This year, to my dismay, one key argument was that Office 2003 was geared toward “collaboration.” Forgive me, but when I hear that word applied to software, I reach for my revolver. Ever since the first efforts at what used to be called “groupware,” I’ve been suspicious of efforts to open up applications so that everyone gets to take his or her own shot at a document. Fortunately, no one has really managed to create easy and useful tools to do this, and the history of groupware is littered with the discarded floppies of failed programs. Now comes a new threat.
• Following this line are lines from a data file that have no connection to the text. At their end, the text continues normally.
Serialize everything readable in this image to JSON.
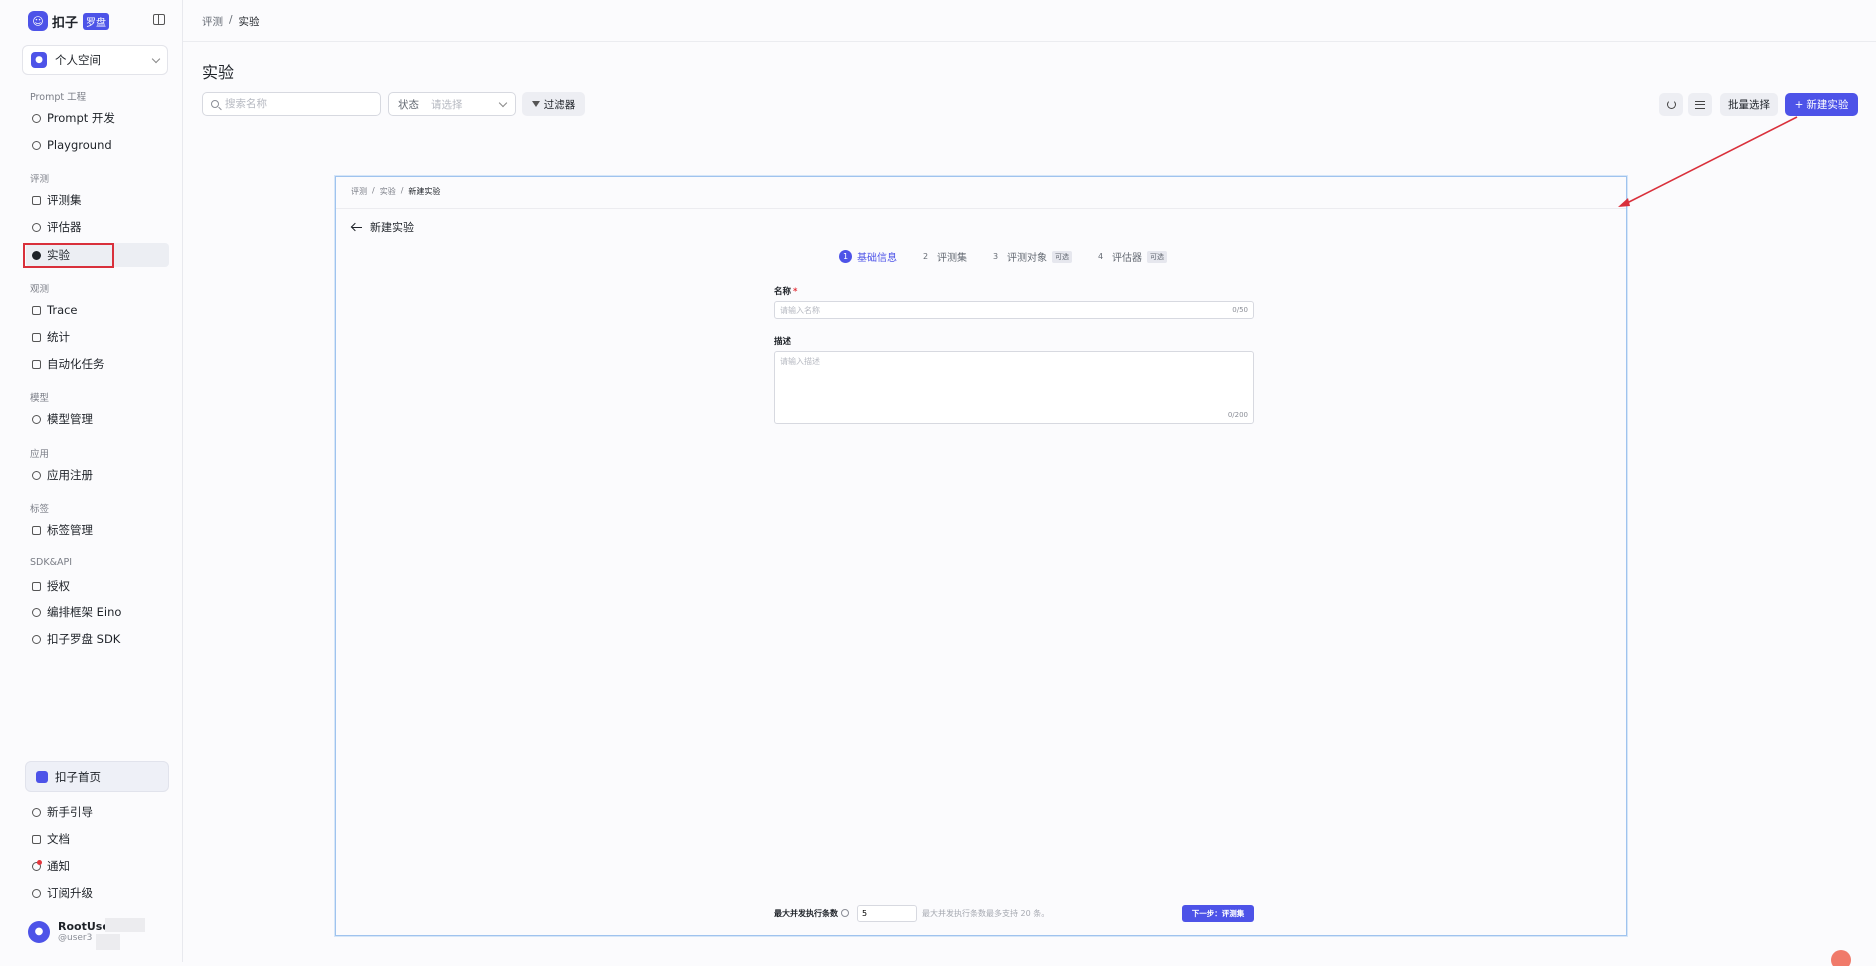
{
  "sidebar": {
    "logo_text": "扣子",
    "logo_badge": "罗盘",
    "space": "个人空间",
    "groups": {
      "prompt": "Prompt 工程",
      "eval": "评测",
      "observe": "观测",
      "model": "模型",
      "app": "应用",
      "tag": "标签",
      "sdk": "SDK&API"
    },
    "items": {
      "prompt_dev": "Prompt 开发",
      "playground": "Playground",
      "dataset": "评测集",
      "evaluator": "评估器",
      "experiment": "实验",
      "trace": "Trace",
      "stats": "统计",
      "automation": "自动化任务",
      "model_mgmt": "模型管理",
      "app_reg": "应用注册",
      "tag_mgmt": "标签管理",
      "auth": "授权",
      "eino": "编排框架 Eino",
      "sdk": "扣子罗盘 SDK"
    },
    "home": "扣子首页",
    "bottom": {
      "guide": "新手引导",
      "docs": "文档",
      "notify": "通知",
      "upgrade": "订阅升级"
    },
    "user": {
      "name": "RootUser",
      "handle": "@user3"
    }
  },
  "breadcrumb": {
    "parent": "评测",
    "sep": "/",
    "current": "实验"
  },
  "page": {
    "title": "实验",
    "search_placeholder": "搜索名称",
    "status_label": "状态",
    "status_placeholder": "请选择",
    "filter": "过滤器",
    "batch_select": "批量选择",
    "new_experiment": "新建实验"
  },
  "panel": {
    "crumb": {
      "a": "评测",
      "b": "实验",
      "c": "新建实验",
      "sep": "/"
    },
    "title": "新建实验",
    "steps": [
      {
        "num": "1",
        "label": "基础信息"
      },
      {
        "num": "2",
        "label": "评测集"
      },
      {
        "num": "3",
        "label": "评测对象",
        "tag": "可选"
      },
      {
        "num": "4",
        "label": "评估器",
        "tag": "可选"
      }
    ],
    "name_label": "名称",
    "name_placeholder": "请输入名称",
    "name_counter": "0/50",
    "desc_label": "描述",
    "desc_placeholder": "请输入描述",
    "desc_counter": "0/200",
    "concurrency_label": "最大并发执行条数",
    "concurrency_value": "5",
    "concurrency_hint": "最大并发执行条数最多支持 20 条。",
    "next_button": "下一步：评测集"
  },
  "colors": {
    "accent": "#4d53e8",
    "annotation": "#d9303b"
  }
}
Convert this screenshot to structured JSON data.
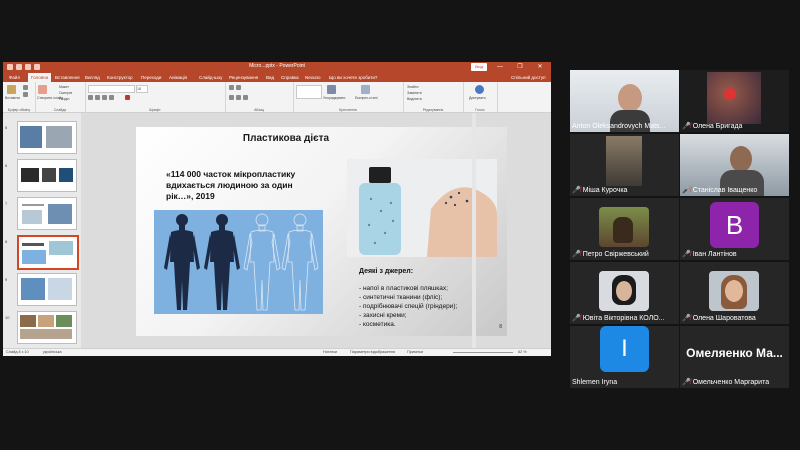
{
  "ppt": {
    "title": "Micro...pptx - PowerPoint",
    "signin": "Вхід",
    "tabs": [
      "Файл",
      "Головна",
      "Вставлення",
      "Вигляд",
      "Конструктор",
      "Переходи",
      "Анімація",
      "Слайд-шоу",
      "Рецензування",
      "Вид",
      "Справка",
      "Nexuno",
      "Що ви хочете зробити?"
    ],
    "active_tab": "Головна",
    "share": "Спільний доступ",
    "ribbon": {
      "groups": [
        "Буфер обміну",
        "Слайди",
        "Шрифт",
        "Абзац",
        "Креслення",
        "Редагування",
        "Голос"
      ],
      "paste": "Вставити",
      "new_slide": "Створити слайд",
      "layout": "Макет",
      "reset": "Скинути",
      "section": "Розділ",
      "arrange": "Упорядкувати",
      "quick_styles": "Експрес-стилі",
      "find": "Знайти",
      "replace": "Замінити",
      "select": "Виділити",
      "dictate": "Диктувати",
      "font_size": "18"
    },
    "slide_numbers": [
      "5",
      "6",
      "7",
      "8",
      "9",
      "10"
    ],
    "slide": {
      "title": "Пластикова дієта",
      "quote": "«114 000 часток мікропластику вдихається людиною за один рік…», 2019",
      "sources_title": "Деякі з джерел:",
      "sources": [
        "- напої в пластикові пляшках;",
        "- синтетичні тканини (фліс);",
        "- подрібнювачі спецій (гріндери);",
        "- захисні креми;",
        "- косметика."
      ],
      "number": "8"
    },
    "status": {
      "slide_of": "Слайд 8 з 10",
      "lang": "українська",
      "notes": "Нотатки",
      "comments": "Примітки",
      "view": "Параметри відображення",
      "present": "Примітки",
      "zoom": "62 %"
    }
  },
  "participants": [
    {
      "name": "Anton Oleksandrovych Mats...",
      "type": "video",
      "muted": false,
      "highlight": true
    },
    {
      "name": "Олена Бригада",
      "type": "video",
      "muted": true
    },
    {
      "name": "Міша Курочка",
      "type": "video",
      "muted": true
    },
    {
      "name": "Станіслав Іващенко",
      "type": "video",
      "muted": true
    },
    {
      "name": "Петро Свіржевський",
      "type": "avatar",
      "muted": true
    },
    {
      "name": "Іван Лантінов",
      "type": "letter",
      "letter": "B",
      "color": "#8e24aa",
      "muted": true
    },
    {
      "name": "Ювіта Вікторівна КОЛО...",
      "type": "avatar",
      "muted": true
    },
    {
      "name": "Олена Шароватова",
      "type": "avatar",
      "muted": true
    },
    {
      "name": "Shlemen Iryna",
      "type": "letter",
      "letter": "I",
      "color": "#1e88e5",
      "muted": false
    },
    {
      "name": "Омельченко Маргарита",
      "type": "text",
      "display": "Омеляенко Ма...",
      "muted": true
    }
  ],
  "colors": {
    "ppt_red": "#b7472a",
    "active_speaker": "#22c55e",
    "muted": "#e53935"
  }
}
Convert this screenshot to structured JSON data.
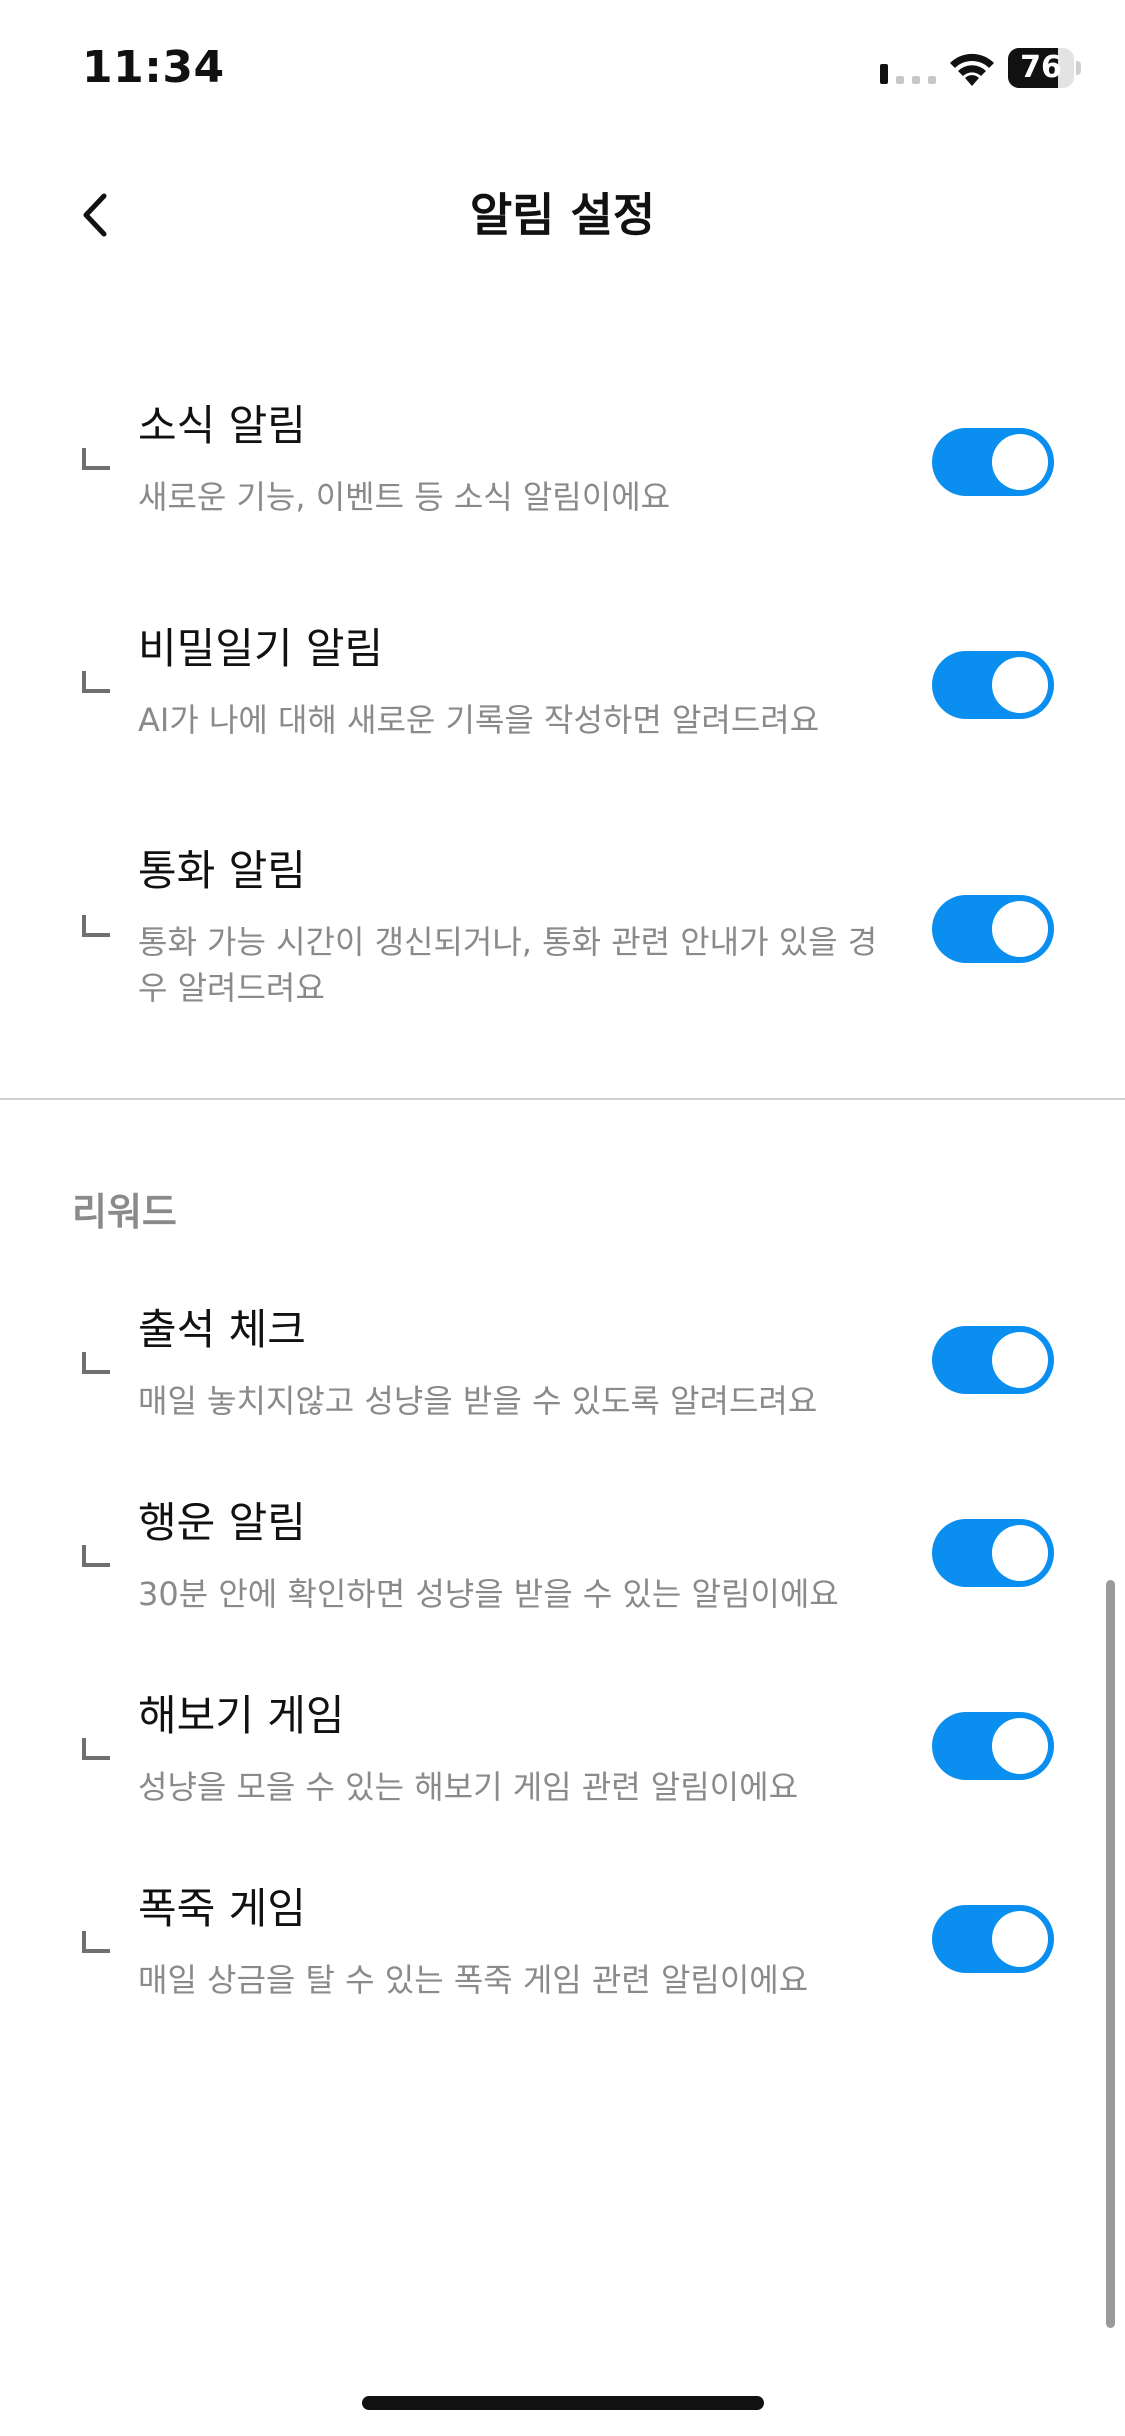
{
  "status_bar": {
    "time": "11:34",
    "battery_level": "76",
    "battery_fraction": 0.76,
    "signal_icon": "cellular-signal-icon",
    "wifi_icon": "wifi-icon"
  },
  "header": {
    "title": "알림 설정",
    "back_icon": "chevron-left-icon"
  },
  "notifications": [
    {
      "title": "소식 알림",
      "description": "새로운 기능, 이벤트 등 소식 알림이에요",
      "enabled": true
    },
    {
      "title": "비밀일기 알림",
      "description": "AI가 나에 대해 새로운 기록을 작성하면 알려드려요",
      "enabled": true
    },
    {
      "title": "통화 알림",
      "description": "통화 가능 시간이 갱신되거나, 통화 관련 안내가 있을 경우 알려드려요",
      "enabled": true
    }
  ],
  "rewards_section": {
    "header": "리워드",
    "items": [
      {
        "title": "출석 체크",
        "description": "매일 놓치지않고 성냥을 받을 수 있도록 알려드려요",
        "enabled": true
      },
      {
        "title": "행운 알림",
        "description": "30분 안에 확인하면 성냥을 받을 수 있는 알림이에요",
        "enabled": true
      },
      {
        "title": "해보기 게임",
        "description": "성냥을 모을 수 있는 해보기 게임 관련 알림이에요",
        "enabled": true
      },
      {
        "title": "폭죽 게임",
        "description": "매일 상금을 탈 수 있는 폭죽 게임 관련 알림이에요",
        "enabled": true
      }
    ]
  },
  "colors": {
    "toggle_on": "#0a8ff0",
    "description_text": "#8a8a8a",
    "title_text": "#111111"
  }
}
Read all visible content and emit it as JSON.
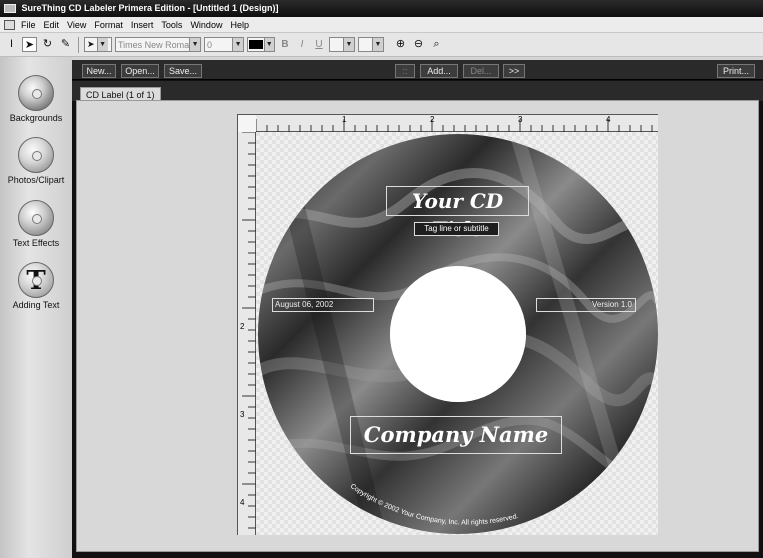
{
  "window": {
    "title": "SureThing CD Labeler Primera Edition - [Untitled 1 (Design)]"
  },
  "menu": [
    "File",
    "Edit",
    "View",
    "Format",
    "Insert",
    "Tools",
    "Window",
    "Help"
  ],
  "toolbar": {
    "font_name": "Times New Roman",
    "font_size": "0",
    "bold": "B",
    "italic": "I",
    "underline": "U"
  },
  "sidebar": {
    "backgrounds": "Backgrounds",
    "photos": "Photos/Clipart",
    "text_effects": "Text Effects",
    "adding_text": "Adding Text",
    "adding_text_glyph": "T"
  },
  "commands": {
    "new": "New...",
    "open": "Open...",
    "save": "Save...",
    "prev": "::",
    "add": "Add...",
    "delete": "Del...",
    "next": ">>",
    "print": "Print..."
  },
  "tab": {
    "label": "CD Label (1 of 1)"
  },
  "ruler": {
    "top": [
      "1",
      "2",
      "3",
      "4"
    ],
    "left": [
      "2",
      "3",
      "4"
    ]
  },
  "label": {
    "title": "Your CD Title",
    "tagline": "Tag line or subtitle",
    "date": "August 06, 2002",
    "version": "Version 1.0",
    "company": "Company Name",
    "copyright": "Copyright © 2002 Your Company, Inc. All rights reserved."
  }
}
I certainly understand that in certain circumstances and for certain needs, electronic collaboration is absolutely the way to go. The best example would be, well, the Internet. Applications like e-mail, interactive Web pages with forms, instant messages and even voice over IP (Net telephone calls) are, in a sense, collaborative. No problem there.
I also see some value in programs, including the LiveMeeting software that was also featured in the Office 2003 rollout, that allow you to virtually attend a physical gathering. I won’t speak out against anything that can potentially save you from a plane trip that takes you to an airport-hotel conference room. But the existence of such software leads one to ask ontological questions like: Are you really taking a meeting if you’re not there? Why can’t you just catch up later? Wouldn’t your time be better spent just, um, working? And then you can send your output to whoever’s having a meeting. If they have a problem with it, let them send you an e-mail.
My main worry involves software that replaces tasks once performed by an individual with a system by which a team is involved in every step of the process. I have nothing against teams: I root for some of them, even one as woeful as the Philadelphia Phillies. But when it comes to work I like to engage in something approaching software solitude, letting my teammates tinker with it only well after I’ve done all I can to make it impervious to tampering. I do not countenance virtual kibitzing. Before I say my piece, you can pry my mouse from the fingers of my cold, dead hand. My ideal groupware would make editing or changing my copy as awkward as possible, discouraging such incursions by its very design. Are you getting the idea?
Microsoft believes that its customers think otherwise, and no doubt many of them do. In any case, the company’s thrust in collaborative documents involves a host of products. Anchoring the system are features that transform the components of Office to shared dynamic documents. The sharing takes place by way of something called the SharePoint Portal Server. To quote from a Microsoft fact sheet: “SharePoint sites… provide communities for team collaboration, enabling users to collaborate on documents, tasks, contacts, events and other information. They enable team and site managers to easily manage site content and activity.”
In other words, the architecture of the software itself encourages the process of working by committee. While this is often a necessary evil in corporations and other institutions, it is in many instances indeed an evil. You will often meet people who tend to look at this process as allowing a team to benefit from the collective wisdom of all its members–sort of a one-plus-one-equals-three kind of thing. But cranks like me believe that sometimes one plus one equals minus one. We think that what committees churn out is all too often bland–like that prose excerpt from the Microsoft fact sheet quoted above.
When I spoke to Kurt DelBene, vice president of Microsoft’s Office Product Group, he tried to convince me that the SharePoint portals were the wave of the future, “a new social dynamic,” he said. He told me that at Microsoft itself, employees had set up 25,000 portals with 4,000 “document workspaces.” He seemed puzzled when I asked him about the kind of person who didn’t want to hang out in portals but just wanted to do his or her work in peace. That behavior, he said, was not something associated with “high achievers.”
Maybe I’m just doomed to being a Bartleby in the brave new world of collaboration. Or maybe when I upgrade–remember, it’s inevitable–my employer will set me up with a SharePoint portal and I’ll have a ball working on future enterprise sections of NEWSWEEK using the team approach. But first one more question: does Linux have collaboration software?